Wisel Steven A, Steggerda Justin A, Thiessen Carrie, Roll Garrett R, Chen Qiudong, Thomas Jason, Kaur Bhupinder, Catarino Pedro, Chikwe Joanna, Kim Irene K
Department of Surgery, Comprehensive Transplant Center, Cedars-Sinai Medical Center, Los Angeles, CA.
Division of Transplant Surgery, University of Wisconsin, Madison, WI.
Transplant Direct. 2023 Oct 20;9(11):e1528. doi: 10.1097/TXD.0000000000001528. eCollection 2023 Nov.
Current techniques for donation after circulatory determination of death (DCD) heart procurement, through either direct procurement and machine perfusion or thoracoabdominal normothermic regional perfusion (NRP), have demonstrated excellent heart transplant outcomes. However, the impact of thoracoabdominal DCD (TA-DCD) heart procurement on liver allograft outcomes and utilization is poorly understood.
One hundred sixty simultaneous heart and liver DCD donors were identified using the United Network for Organ Sharing/Organ Procurement and Transplantation Network database between December 2019 and July 2021. Liver outcomes from TA-DCD donors were stratified by heart procurement technique and evaluated for organ utilization, graft survival, and patient survival. Results were compared with abdominal-only DCD (A-DCD; n = 1332) and donation after brain death (DBD; n = 12 891) liver transplants during the study interval. Kaplan-Meier methods with log-rank testing were used to evaluate patient and graft survival.

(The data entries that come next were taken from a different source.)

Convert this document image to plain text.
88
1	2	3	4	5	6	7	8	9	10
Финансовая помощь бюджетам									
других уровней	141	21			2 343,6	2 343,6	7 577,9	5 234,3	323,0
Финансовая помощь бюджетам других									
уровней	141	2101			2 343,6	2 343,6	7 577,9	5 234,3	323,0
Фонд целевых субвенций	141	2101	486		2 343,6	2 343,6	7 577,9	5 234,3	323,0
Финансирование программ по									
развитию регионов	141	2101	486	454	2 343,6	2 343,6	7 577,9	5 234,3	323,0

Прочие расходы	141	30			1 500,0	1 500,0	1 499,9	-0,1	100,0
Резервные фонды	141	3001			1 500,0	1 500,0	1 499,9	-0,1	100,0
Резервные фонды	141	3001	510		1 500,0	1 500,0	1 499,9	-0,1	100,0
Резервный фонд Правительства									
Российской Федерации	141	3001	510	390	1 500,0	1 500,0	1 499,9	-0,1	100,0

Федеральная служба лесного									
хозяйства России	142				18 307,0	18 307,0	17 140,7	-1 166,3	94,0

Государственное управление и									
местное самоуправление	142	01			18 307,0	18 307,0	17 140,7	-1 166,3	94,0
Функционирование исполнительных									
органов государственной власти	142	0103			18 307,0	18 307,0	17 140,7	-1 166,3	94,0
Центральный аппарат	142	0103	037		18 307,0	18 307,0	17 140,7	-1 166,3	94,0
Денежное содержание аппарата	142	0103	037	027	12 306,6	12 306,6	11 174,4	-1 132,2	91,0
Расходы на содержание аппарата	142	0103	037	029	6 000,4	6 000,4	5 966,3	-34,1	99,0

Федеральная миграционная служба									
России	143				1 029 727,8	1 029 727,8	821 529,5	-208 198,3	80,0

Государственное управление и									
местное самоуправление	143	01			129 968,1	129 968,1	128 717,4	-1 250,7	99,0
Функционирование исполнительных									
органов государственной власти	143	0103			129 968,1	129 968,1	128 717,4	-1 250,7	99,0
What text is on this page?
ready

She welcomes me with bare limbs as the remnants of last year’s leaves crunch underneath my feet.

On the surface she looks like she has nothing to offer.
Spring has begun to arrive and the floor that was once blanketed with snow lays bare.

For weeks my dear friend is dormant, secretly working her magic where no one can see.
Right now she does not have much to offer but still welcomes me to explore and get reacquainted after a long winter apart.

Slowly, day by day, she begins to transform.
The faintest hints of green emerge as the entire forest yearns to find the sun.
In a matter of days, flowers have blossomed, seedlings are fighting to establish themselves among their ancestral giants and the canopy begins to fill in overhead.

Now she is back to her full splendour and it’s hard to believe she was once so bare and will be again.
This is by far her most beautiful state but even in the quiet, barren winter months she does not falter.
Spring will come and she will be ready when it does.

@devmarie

One hundred thirty-three of 160 livers procured from TA-DCD donors proceeded to transplant. TA-DCD donors were younger (mean 28.26 y; < 0.0001) with lower body mass index (mean 26.61; < 0.0001) than A-DCD and DBD donors. TA-DCD livers had equivalent patient survival ( = 0.893) and superior graft survival ( = 0.009) compared with A-DCD. TA-DCD livers had higher rates of organ discard for long warm ischemia time (37.0%) than A-DCD (20.5%) and DBD (0.5%; < 0.0001), with direct procurement and machine perfusion procurements leading to a higher discard rate (18.5%) than NRP procurements (7.4%).
Liver transplants after TA-DCD donation demonstrated equivalent patient outcomes and excellent graft outcomes. NRP procurements resulted in the lowest rate of organ discard after DCD donation and may represent an optimal strategy to maximize organ utilization.
目前用于心脏获取的循环判定死亡后捐赠(DCD)技术,无论是直接获取和机器灌注还是胸腹常温区域灌注(NRP),都已证明心脏移植效果出色。然而,胸腹DCD(TA-DCD)心脏获取对肝移植效果和利用率的影响却知之甚少。
利用器官共享联合网络/器官获取与移植网络数据库,在2019年12月至2021年7月期间识别出160例同时进行心脏和肝脏DCD捐赠者。TA-DCD捐赠者的肝脏结果按心脏获取技术分层,并对器官利用率、移植物存活和患者存活情况进行评估。将结果与同期仅腹部DCD(A-DCD;n = 1332)和脑死亡后捐赠(DBD;n = 12891)的肝移植进行比较。采用Kaplan-Meier方法和对数秩检验来评估患者和移植物存活情况。
从TA-DCD捐赠者获取的160例肝脏中有133例进行了移植。TA-DCD捐赠者比A-DCD和DBD捐赠者更年轻(平均28.26岁;<0.0001),体重指数更低(平均26.61;<0.0001)。与A-DCD相比,TA-DCD肝脏的患者存活率相当(=0.893),移植物存活率更高(=0.009)。TA-DCD肝脏因长热缺血时间导致的器官丢弃率(37.0%)高于A-DCD(20.5%)和DBD(0.5%;<0.0001),直接获取和机器灌注获取导致的丢弃率较高(18.5%),高于NRP获取(7.4%)。
TA-DCD捐赠后的肝移植显示出相当的患者结果和出色的移植物结果。NRP获取导致DCD捐赠后器官丢弃率最低,可能是使器官利用率最大化的最佳策略。